Roughly 18 months ago, we wrote about why soft skills are becoming as much of a commodity as knowledge-based skills. Due to this trend, more hiring opportunities worldwide consider these skills than ever before. We take a look at how you can leverage this movement into a powerful force which works to your benefit.
Soft skills must link to company culture
First of all, it’s as imperative as ever to have a solid company culture in place. If you’re going to pin certain skills for development, you’ll probably want to tie them to your corporate culture at some stage. Furthermore, this aids both culture and skill development, as the two will reinforce each other and tend to dovetail well.
You will also need to make sure that individuals choose a development path that is beneficial to both sides. This is partly logical and partly cultural. The former keeps development boundaries relevant to the business, while the latter allows for continued education progression.
Fight against soft skills misconceptions
Far too many SA organisations don’t focus on these skills because of a lack of clarity and understanding. You will come across many objections to hiring with a stronger emphasis on soft skills. Among them are lack of perceived relevance, difficulty to see added value, low consideration for interpersonal abilities, and apparent difficulty with integration.
As a result, a large number of entities still consider soft skills as second-tier requirements. Furthermore, they take little action to address the inherent skill imbalance. This is also one of the driving factors behind employee stagnation. It can lead to staff being far too “uniform” and unable to diversify their talents without struggle.
Other misconceptions include time taken to achieve soft skill proficiency and hesitation to apply “non-beneficial” training. Soft skills are actually easier to achieve success with, because they are largely based on repetition. Furthermore, the time taken for beneficial application can easily be worked into core tasks. Finally, they have added benefits in helping to set standards and raise the quality of working bar.
It should be a natural progression: all else being equal, you would choose to employ the candidate with a greater array of soft skills. Not only do they show themselves to be willing to learn outside of their core requirements, they would also be able to add more intrinsic value once in your organisation.

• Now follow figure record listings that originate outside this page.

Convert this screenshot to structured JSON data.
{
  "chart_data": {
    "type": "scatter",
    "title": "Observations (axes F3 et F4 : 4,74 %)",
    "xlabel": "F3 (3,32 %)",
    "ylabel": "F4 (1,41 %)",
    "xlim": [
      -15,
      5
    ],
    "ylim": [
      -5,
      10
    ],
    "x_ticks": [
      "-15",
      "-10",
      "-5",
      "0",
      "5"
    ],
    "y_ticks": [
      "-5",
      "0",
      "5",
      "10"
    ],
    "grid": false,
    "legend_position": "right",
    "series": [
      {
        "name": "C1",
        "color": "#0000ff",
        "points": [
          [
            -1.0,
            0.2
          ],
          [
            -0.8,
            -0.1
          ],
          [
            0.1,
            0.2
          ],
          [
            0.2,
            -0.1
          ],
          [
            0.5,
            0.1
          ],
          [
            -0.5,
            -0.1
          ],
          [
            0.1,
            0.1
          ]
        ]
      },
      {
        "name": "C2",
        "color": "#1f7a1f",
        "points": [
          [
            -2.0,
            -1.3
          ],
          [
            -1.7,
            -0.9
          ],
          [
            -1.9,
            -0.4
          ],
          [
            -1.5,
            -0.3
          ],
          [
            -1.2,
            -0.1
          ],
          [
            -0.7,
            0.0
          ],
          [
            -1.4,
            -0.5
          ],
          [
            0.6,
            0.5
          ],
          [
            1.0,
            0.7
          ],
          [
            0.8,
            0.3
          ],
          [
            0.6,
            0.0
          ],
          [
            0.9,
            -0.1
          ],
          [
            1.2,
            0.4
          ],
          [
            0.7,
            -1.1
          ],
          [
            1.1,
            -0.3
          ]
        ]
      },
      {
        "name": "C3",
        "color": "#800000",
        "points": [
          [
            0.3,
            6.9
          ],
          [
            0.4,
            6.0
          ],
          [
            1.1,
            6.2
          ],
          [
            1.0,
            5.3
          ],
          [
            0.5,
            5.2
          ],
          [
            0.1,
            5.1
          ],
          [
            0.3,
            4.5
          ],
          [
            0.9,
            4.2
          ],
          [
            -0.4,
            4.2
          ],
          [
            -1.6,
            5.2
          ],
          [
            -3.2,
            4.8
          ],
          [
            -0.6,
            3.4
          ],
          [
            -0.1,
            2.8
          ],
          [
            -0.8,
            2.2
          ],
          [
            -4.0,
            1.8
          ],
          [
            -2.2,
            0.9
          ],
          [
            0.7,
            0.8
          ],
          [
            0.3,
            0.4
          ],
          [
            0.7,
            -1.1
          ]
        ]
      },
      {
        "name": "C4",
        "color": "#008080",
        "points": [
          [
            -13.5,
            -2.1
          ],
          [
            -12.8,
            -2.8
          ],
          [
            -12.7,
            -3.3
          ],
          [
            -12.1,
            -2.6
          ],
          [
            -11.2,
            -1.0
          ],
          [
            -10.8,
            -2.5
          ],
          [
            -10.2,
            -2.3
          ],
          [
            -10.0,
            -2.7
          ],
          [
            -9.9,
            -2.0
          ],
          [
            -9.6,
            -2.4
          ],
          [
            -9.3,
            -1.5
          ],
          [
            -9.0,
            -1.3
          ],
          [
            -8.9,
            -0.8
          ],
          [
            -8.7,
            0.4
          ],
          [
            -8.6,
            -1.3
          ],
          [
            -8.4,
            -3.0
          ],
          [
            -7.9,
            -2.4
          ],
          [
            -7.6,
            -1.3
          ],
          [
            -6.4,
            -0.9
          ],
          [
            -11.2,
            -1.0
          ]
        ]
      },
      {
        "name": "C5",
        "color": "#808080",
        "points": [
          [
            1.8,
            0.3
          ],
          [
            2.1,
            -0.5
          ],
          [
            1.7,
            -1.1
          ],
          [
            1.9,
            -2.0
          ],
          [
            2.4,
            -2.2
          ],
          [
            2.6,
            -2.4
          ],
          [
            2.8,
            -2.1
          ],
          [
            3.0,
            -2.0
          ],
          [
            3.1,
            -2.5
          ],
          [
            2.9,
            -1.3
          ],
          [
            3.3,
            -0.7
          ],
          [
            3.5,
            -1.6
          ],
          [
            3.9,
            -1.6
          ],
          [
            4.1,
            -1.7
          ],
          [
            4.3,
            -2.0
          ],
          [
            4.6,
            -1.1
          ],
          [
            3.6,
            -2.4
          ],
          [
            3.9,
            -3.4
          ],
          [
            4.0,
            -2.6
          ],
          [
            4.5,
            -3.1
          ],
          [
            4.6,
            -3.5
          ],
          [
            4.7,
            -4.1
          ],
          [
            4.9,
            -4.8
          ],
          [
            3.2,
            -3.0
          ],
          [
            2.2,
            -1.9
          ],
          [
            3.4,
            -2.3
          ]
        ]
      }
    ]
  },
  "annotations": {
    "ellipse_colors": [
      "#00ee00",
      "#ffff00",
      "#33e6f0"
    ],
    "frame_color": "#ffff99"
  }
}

What do you do when they lack the soft skills inherent in your other staff, though? You have a few good options at your disposal here.
Firstly, hire the one with learning capacity. While they may not be on par with soft skills, look for a feature which shows they’re eager to learn more. Most of all, a feature which shows a desire for ongoing learning. This will help set the tone for soft skills training and integration for the employee’s entire work span.

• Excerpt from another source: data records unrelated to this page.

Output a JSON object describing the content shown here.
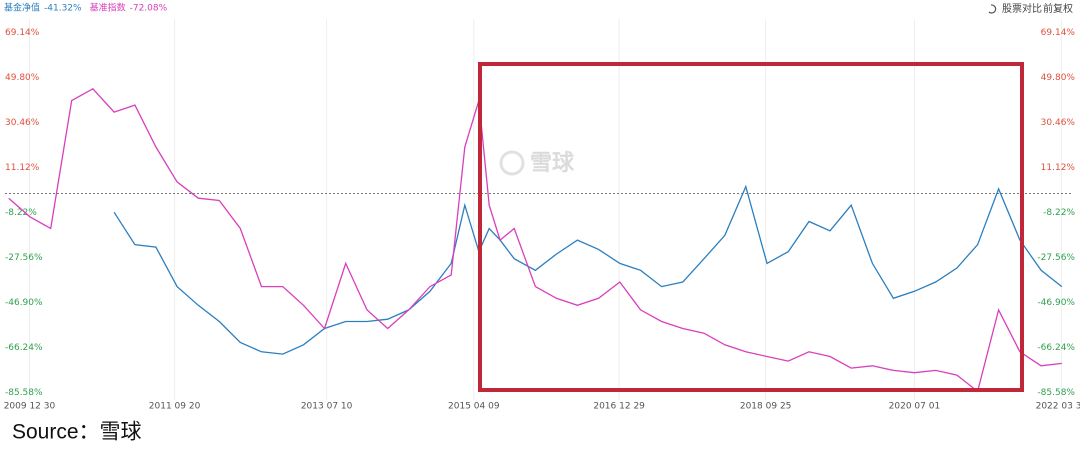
{
  "chart_data": {
    "type": "line",
    "series": [
      {
        "name": "基金净值",
        "legend_value_label": "-41.32%",
        "color": "#2b7fbf",
        "values": [
          null,
          null,
          null,
          null,
          null,
          -8,
          -22,
          -23,
          -40,
          -48,
          -55,
          -64,
          -68,
          -69,
          -65,
          -58,
          -55,
          -55,
          -54,
          -50,
          -42,
          -30,
          -5,
          -25,
          -15,
          -20,
          -28,
          -33,
          -26,
          -20,
          -24,
          -30,
          -33,
          -40,
          -38,
          -28,
          -18,
          3,
          -30,
          -25,
          -12,
          -16,
          -5,
          -30,
          -45,
          -42,
          -38,
          -32,
          -22,
          2,
          -20,
          -33,
          -40
        ]
      },
      {
        "name": "基准指数",
        "legend_value_label": "-72.08%",
        "color": "#d93fbd",
        "values": [
          -2,
          -10,
          -15,
          40,
          45,
          35,
          38,
          20,
          5,
          -2,
          -3,
          -15,
          -40,
          -40,
          -48,
          -58,
          -30,
          -50,
          -58,
          -50,
          -40,
          -35,
          20,
          40,
          -5,
          -20,
          -15,
          -40,
          -45,
          -48,
          -45,
          -38,
          -50,
          -55,
          -58,
          -60,
          -65,
          -68,
          -70,
          -72,
          -68,
          -70,
          -75,
          -74,
          -76,
          -77,
          -76,
          -78,
          -85,
          -50,
          -68,
          -74,
          -73
        ]
      }
    ],
    "x": [
      "2009-10-01",
      "2010-01-01",
      "2010-04-01",
      "2010-07-01",
      "2010-10-01",
      "2011-01-01",
      "2011-04-01",
      "2011-07-01",
      "2011-10-01",
      "2012-01-01",
      "2012-04-01",
      "2012-07-01",
      "2012-10-01",
      "2013-01-01",
      "2013-04-01",
      "2013-07-01",
      "2013-10-01",
      "2014-01-01",
      "2014-04-01",
      "2014-07-01",
      "2014-10-01",
      "2015-01-01",
      "2015-03-01",
      "2015-05-01",
      "2015-06-15",
      "2015-08-01",
      "2015-10-01",
      "2016-01-01",
      "2016-04-01",
      "2016-07-01",
      "2016-10-01",
      "2017-01-01",
      "2017-04-01",
      "2017-07-01",
      "2017-10-01",
      "2018-01-01",
      "2018-04-01",
      "2018-07-01",
      "2018-10-01",
      "2019-01-01",
      "2019-04-01",
      "2019-07-01",
      "2019-10-01",
      "2020-01-01",
      "2020-04-01",
      "2020-07-01",
      "2020-10-01",
      "2021-01-01",
      "2021-04-01",
      "2021-07-01",
      "2021-10-01",
      "2022-01-01",
      "2022-04-01"
    ],
    "xlim": [
      "2009-09-15",
      "2022-05-15"
    ],
    "xticks": [
      {
        "value": "2009-12-30",
        "label": "2009 12 30"
      },
      {
        "value": "2011-09-20",
        "label": "2011 09 20"
      },
      {
        "value": "2013-07-10",
        "label": "2013 07 10"
      },
      {
        "value": "2015-04-09",
        "label": "2015 04 09"
      },
      {
        "value": "2016-12-29",
        "label": "2016 12 29"
      },
      {
        "value": "2018-09-25",
        "label": "2018 09 25"
      },
      {
        "value": "2020-07-01",
        "label": "2020 07 01"
      },
      {
        "value": "2022-03-30",
        "label": "2022 03 30"
      }
    ],
    "ylim": [
      -90,
      75
    ],
    "yticks": [
      {
        "value": 69.14,
        "label": "69.14%"
      },
      {
        "value": 49.8,
        "label": "49.80%"
      },
      {
        "value": 30.46,
        "label": "30.46%"
      },
      {
        "value": 11.12,
        "label": "11.12%"
      },
      {
        "value": -8.22,
        "label": "-8.22%"
      },
      {
        "value": -27.56,
        "label": "-27.56%"
      },
      {
        "value": -46.9,
        "label": "-46.90%"
      },
      {
        "value": -66.24,
        "label": "-66.24%"
      },
      {
        "value": -85.58,
        "label": "-85.58%"
      }
    ],
    "positive_tick_color": "#e0503c",
    "negative_tick_color": "#2ea14e",
    "baseline": 0,
    "grid": true,
    "controls": [
      "股票对比",
      "前复权"
    ],
    "watermark": "雪球",
    "source": "Source：雪球"
  }
}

Secondly, include the importance of soft skills (and plenty of material) in your job interviews and induction training period. It is vital that you show the standard of your organisation early on. This will help new staff align their mindset with your culture. It also sets the expectation bar at the level it needs to be for successful integration and learning.
Finally, you can include soft skills as part of a continued education requirement within new staff’s Key Performance Areas. It may take some time to filter through all employees, but in the long run you will have a pool of personnel who take charge of their own improvement. Factor in the natural benefits of including soft skills in this model, and it’s a win-win.
Adept is aware of the significant contribution of soft skills in the professional environment. We take every opportunity to encourage development of such skills and talents. Our staff enjoy the freedom to develop interests that foster better working relationships with both colleagues and clients.